Second: limit the blast radius. Agents belong in isolated containers - with an egress firewall and without access to the user’s resources that the task doesn’t require.
Third: least privilege, and stricter than for a human. On systems like Jira or Confluence, the agent should have at most the rights of the user running it - actually less. Because a change made by an agent has no human who wonders about it: a manipulated Confluence entry goes unnoticed and can do considerable damage over time. SOFA itself, by the way, offers a read_only role; anyone who doesn’t want to actively contribute needs nothing else.
Fourth: block the activation path. No skill should be allowed to write into a project’s instruction files.
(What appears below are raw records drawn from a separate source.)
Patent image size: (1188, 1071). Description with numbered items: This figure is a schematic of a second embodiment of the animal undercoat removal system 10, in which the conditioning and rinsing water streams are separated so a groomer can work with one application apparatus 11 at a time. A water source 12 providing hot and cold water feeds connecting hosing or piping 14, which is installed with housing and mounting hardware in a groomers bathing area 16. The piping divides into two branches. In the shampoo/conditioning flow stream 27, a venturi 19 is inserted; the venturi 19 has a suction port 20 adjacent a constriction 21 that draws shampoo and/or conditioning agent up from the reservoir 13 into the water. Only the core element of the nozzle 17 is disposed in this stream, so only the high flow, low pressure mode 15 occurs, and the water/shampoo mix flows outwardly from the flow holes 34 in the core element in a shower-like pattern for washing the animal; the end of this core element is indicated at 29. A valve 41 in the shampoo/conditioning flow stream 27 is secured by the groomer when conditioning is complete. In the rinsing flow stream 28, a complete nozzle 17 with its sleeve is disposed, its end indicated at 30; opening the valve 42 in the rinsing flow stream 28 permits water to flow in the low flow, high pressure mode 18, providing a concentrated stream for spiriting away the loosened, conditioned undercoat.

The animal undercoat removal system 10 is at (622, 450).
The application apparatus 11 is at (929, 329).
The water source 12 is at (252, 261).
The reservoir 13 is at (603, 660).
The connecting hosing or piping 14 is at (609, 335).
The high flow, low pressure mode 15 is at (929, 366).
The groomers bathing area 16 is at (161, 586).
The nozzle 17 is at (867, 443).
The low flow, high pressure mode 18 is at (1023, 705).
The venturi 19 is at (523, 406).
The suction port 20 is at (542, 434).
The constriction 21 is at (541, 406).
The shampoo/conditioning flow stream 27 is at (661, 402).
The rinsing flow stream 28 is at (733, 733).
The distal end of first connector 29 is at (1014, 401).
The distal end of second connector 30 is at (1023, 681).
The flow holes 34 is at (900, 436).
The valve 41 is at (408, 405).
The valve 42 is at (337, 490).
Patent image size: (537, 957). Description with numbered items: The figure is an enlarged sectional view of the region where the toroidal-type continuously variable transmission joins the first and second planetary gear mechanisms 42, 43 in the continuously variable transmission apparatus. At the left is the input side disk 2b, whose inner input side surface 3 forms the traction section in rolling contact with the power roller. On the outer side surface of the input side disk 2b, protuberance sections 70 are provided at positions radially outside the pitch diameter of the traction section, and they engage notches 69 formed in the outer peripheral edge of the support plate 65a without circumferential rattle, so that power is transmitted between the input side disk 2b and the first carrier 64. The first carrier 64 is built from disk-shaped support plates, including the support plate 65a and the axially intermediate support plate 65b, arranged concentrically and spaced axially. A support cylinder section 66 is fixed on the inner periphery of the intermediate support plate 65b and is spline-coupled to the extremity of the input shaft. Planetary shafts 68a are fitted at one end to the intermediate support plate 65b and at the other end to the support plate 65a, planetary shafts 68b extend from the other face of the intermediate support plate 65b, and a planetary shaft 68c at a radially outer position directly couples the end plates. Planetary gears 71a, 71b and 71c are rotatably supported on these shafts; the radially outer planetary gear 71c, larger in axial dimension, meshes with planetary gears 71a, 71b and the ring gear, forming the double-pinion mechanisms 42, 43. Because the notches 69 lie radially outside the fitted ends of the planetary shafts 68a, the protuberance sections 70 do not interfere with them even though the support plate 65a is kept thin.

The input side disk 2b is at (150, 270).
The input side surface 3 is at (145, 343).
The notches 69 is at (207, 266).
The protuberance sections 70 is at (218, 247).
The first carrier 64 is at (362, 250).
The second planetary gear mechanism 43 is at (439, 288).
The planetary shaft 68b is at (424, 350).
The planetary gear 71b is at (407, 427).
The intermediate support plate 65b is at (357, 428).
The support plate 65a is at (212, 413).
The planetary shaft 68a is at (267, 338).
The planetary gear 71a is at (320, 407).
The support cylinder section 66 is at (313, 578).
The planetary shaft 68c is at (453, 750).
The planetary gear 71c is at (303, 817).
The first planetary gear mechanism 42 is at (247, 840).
These are mitigations, not a solution. The real answer lies outside the model: a policy enforcement point between agent and resource - for instance with the Open Policy Agent - that checks in both directions: what enters the context window and which tool calls go out. Plus credentials tailored to the specific task rather than to the agent as a whole, and an audit trail that makes decision and access correlatable - token exchange, PEP decision log, and resource log, linked via the token ID. An agent whose credential can do only what the task requires does only limited damage even with compromised instructions. I’ve described this architecture in a blueprint elsewhere. The short version: agents don’t need better promises - they need narrower credentials.
Conclusion
The recommendation is explicitly not: steer clear of SOFA. It is: examine the class, not the instance. Stack Overflow has built the careful version of a pattern that’s currently taking over the entire ecosystem - most implementations will be worse, with fewer warnings, less human-in-the-loop, and less thought about the threat model. If even the careful version has a structural problem, the pattern has a structural problem.
Stack Overflow spent fifteen years teaching developers to check the accepted answer before trusting it. The same discipline now applies to the instructions our agents accept - starting with the ones that arrive over HTTPS and look like documentation.